Before I headed to New Zealand I did a bit of research. There was an island, a short ferry ride from Auckland with a volcano on it that people happily climbed! ‘Yes!’ I thought, that sounds bloody awesome! I’ll do that! And so I knew straight away the thing I most wanted to do when I was in Auckland. Even if it wasn’t quite in Auckland.
It turned out that the day we climbed Rangitoto was the annual ‘Santa Parade’ in Auckland. Personally, I didn’t think it sounded that big. Seriously, how many people would turn up for a ‘Santa’ Parade? In November? Thousands upon thousands it seemed. The buses down the main drag were cancelled from the morning, even though the parade was later in the day. The ferries went every couple of hours, and so after waiting for a while and realising there wasn’t going to be a bus, we had to bolt down the road to the ferry terminal.
It took around twenty minutes. It was a couple of kilometres, with traffic lights to slow us down. We needed to make it in 18 minutes as it turned out. We arrived and the ferry pulled out. We then ended up on the 12.15pm ferry. This meant that we would be climbing in the peak of the sun’s powers (and yes, you CAN get badly sunburnt in New Zealand. Not that we did, but it is very possible).

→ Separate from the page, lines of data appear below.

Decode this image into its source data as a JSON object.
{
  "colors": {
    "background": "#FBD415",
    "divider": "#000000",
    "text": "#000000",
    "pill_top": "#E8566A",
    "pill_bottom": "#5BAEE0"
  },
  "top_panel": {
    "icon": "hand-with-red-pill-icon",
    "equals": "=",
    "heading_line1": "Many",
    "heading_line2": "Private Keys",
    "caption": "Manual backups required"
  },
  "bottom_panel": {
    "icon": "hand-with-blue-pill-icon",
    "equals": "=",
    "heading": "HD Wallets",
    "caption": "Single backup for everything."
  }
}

The ferry across was a great little ride, it took about half an hour, and cost $NZ30. The views, when the sun was out, were simply stunning. We left with cloud but returned with blue skies. A company called Fullers run the ferries to Rangitoto Island.
The ferry was packed, and it was a pretty popular thing to do for foreigners and New Zealanders alike. The path is pretty clear, and doesn’t start off too badly. The island was basically born of the sea 600 years ago when the volcano exploded and erupted under the sea, so it’s very young and had a dramatic start to life.
That means that there is a lot of volcanic rock and remnants of lava flows all over the island – it reminded me a little of Hachimantai in Iwate, Japan. The first part of the climb was not too steep, and I was pretty happy with my progress. I wasn’t really getting passed even though there were lots doing the climb.
But the further I went on, the steeper the ascent became. The last kilometre was brutal, and my fitness level was so bad I was having to stop regularly and taking in deep breaths as I was passed by every man and his dog, not to mention grandparents…
The view from the top was pretty impressive. We could see right back to Auckland. The clouds had now disappeared so visibility was excellent. The crater itself wasn’t as impressive – lots of vegetation had grown inside it and so you didn’t get a real sense of how deep it was. It was pretty wide though, I think the path around the crater was 600 metres or more from memory.
On the way down we checked out the lava caves. Caves formed by lava – should have brought a torch. There were two main passageways after a 15 minute detour from the main track, and it’s quite an adventure walking through them. Definitely worthwhile.
And then we descended back to the bottom. It had been quite a climb! The island was very special, and beautiful, even if there were so many tourists it was hard to find a spot to breathe by yourself at times. And, I’d done it! I’d climbed the volcano and lived to tell the tale. It was a rewarding day.